Racism and hate, as this community should recognize, know, and practice, is the opposite of yoga. It is the opposite of everything that we know yoga to teach us. Ending this kind of hatred, at its core, is yogic work.

Yoga Alliance and the Yoga Alliance Foundation are committed to this work, as I am personally. Our plans are constantly evolving as we deepen our learning, and they are imperfect—we do not have a neatly packaged plan to roll out here, and we will likely make mistakes along the way. In fact, I have already made some—we should have issued this statement many days, if not years, ago. We made the mistake of focusing on finding the right words—but prioritizing taking the kind of time necessary to find the “right” words in this moment is a privilege, when what the community needs is words of solidarity and action instead of words of poetry. I recognize this, and I am committed to doing the work and leading our organization into more explicit supportive action in the days, weeks, and years ahead.

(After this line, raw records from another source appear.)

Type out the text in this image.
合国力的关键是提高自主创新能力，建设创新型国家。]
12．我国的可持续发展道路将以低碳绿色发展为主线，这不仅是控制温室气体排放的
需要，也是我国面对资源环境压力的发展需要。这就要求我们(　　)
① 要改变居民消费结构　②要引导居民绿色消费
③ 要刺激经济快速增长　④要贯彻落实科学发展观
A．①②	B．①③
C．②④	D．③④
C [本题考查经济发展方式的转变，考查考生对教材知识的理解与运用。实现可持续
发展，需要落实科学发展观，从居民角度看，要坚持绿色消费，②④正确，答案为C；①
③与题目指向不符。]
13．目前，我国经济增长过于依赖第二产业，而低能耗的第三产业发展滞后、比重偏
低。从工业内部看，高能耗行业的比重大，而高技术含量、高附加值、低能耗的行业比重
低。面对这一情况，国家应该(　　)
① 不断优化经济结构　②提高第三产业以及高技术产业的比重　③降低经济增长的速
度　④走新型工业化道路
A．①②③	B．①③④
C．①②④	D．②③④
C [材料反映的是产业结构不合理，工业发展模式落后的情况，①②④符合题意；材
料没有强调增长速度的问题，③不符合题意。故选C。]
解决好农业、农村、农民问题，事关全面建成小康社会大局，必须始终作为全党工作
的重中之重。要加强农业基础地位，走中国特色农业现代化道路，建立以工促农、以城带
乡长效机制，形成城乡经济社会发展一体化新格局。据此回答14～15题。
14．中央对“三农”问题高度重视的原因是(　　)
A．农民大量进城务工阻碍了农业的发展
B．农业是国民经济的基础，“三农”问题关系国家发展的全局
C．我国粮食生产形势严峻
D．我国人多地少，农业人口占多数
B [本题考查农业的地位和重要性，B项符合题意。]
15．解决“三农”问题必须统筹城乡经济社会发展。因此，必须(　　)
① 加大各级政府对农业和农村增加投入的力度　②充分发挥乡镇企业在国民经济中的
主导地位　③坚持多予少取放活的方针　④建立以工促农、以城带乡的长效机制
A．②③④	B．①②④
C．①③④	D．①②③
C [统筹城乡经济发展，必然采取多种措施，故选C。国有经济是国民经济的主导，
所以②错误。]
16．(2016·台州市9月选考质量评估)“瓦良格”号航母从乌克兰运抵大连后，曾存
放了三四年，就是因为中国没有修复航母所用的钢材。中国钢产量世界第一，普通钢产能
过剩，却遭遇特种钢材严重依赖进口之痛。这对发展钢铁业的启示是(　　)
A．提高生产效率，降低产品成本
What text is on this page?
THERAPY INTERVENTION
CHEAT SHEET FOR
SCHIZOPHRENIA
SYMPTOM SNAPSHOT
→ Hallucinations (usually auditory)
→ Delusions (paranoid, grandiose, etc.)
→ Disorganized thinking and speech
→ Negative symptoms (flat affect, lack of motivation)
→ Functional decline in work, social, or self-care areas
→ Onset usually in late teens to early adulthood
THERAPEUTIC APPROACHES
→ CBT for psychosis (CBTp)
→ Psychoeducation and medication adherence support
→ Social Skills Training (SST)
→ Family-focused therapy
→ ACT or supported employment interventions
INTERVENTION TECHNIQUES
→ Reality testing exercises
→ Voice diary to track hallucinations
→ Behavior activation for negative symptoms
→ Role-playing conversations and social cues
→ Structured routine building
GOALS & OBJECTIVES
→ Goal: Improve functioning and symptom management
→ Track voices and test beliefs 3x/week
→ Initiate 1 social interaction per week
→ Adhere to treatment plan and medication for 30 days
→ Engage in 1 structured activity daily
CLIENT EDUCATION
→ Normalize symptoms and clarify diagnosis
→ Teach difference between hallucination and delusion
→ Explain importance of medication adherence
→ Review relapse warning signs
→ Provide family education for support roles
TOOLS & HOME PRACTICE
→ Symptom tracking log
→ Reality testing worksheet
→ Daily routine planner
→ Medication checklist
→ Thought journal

Yoga Alliance and the Yoga Alliance Foundation will keep showing up, imperfectly, including in this moment. This will be uncomfortable—for us, certainly, and perhaps for you. But it is in this discomfort where our yoga community, especially those of us who are white, can be part of the essential work to deconstruct systems of oppression and the stains of racism. This is our duty. This is our responsibility. This is our dharma.

I believe this community can take on this challenge with bravery and courage—welcoming and working through discomfort to greater understanding and growth, as that is familiar to those of us who return to our mats every day. We invite you to join us.